Ma la cosa che mi ha stupito di più è stato la grande presenza di un pubblico generico, al di fuori cioè di quello di collezionisti e professionisti del settore (artisti, critici, giornalisti). Un sacco di persone, palesemente non addetti ai lavori, è passata in galleria e ha fatto domande informandosi sulla mostra, sulle opere e sugli artisti: cioè l’arte contemporanea non è la solita riserva indiana per fighetti, ma è popolare, quanto meno nel senso che le persone non la percepiscono distante e autoreferenziale.
Noi invece in Italia “continuiamo così, facciamoci del male”.

I giornalisti stacanovisti (del buffet)

Lo ammetto. Sono tra quelli che, se il cibo ed il vino lo meritano, non si tira indietro dal buffet alle inaugurazioni. Ad esempio conservo ricordi di rinfreschi luculliani al Mart di qualche anno fa con tanto di risotto alle mele renette servito su forme incavate di Parmigiano (pardon, Grana Trentino), carne salada, e perfino grappa invecchiata servita con cioccolato fondente.
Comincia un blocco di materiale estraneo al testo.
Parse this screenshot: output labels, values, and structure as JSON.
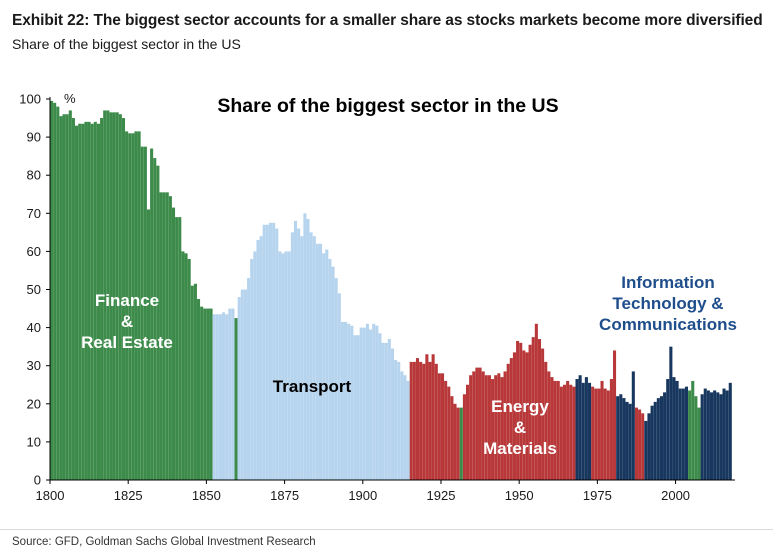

E poi ho fatto al buffet conoscenze con persone strepitose: non c’è di meglio che scambiare impressioni su una mostra con un bicchiere in mano, preferibilmente il quinto o il sesto, in modo di essere sciolti. Ricordo poi frotte di persone venire alle inaugurazioni di Villa Manin (quando c’era ancora Bonami) solo per approfittare del tocai e del frico. Che volete farci, noi italiani si magna.
Quelli che non sopporto sono invece i prevaricatori, quelli che non rispettano la fila per prendere prima di te una cucchiaiata di qualsiasi cosa edibile. C’è ad esempio un gruppo di giornalisti che viene da Milano e che trovo puntualmente a tutti i buffet delle mostre del norditalia. Sono degli stacanovisti del piatto. Hanno un’età tra i 50 ed i 70 ed una voracità da cavalletta con il verme solitario, ma soprattutto, hanno sempre una scusa per mangiare e passarti avanti. Mammamia, che spettacolo indegno. C’è da vergognarsi a fare i giornalisti.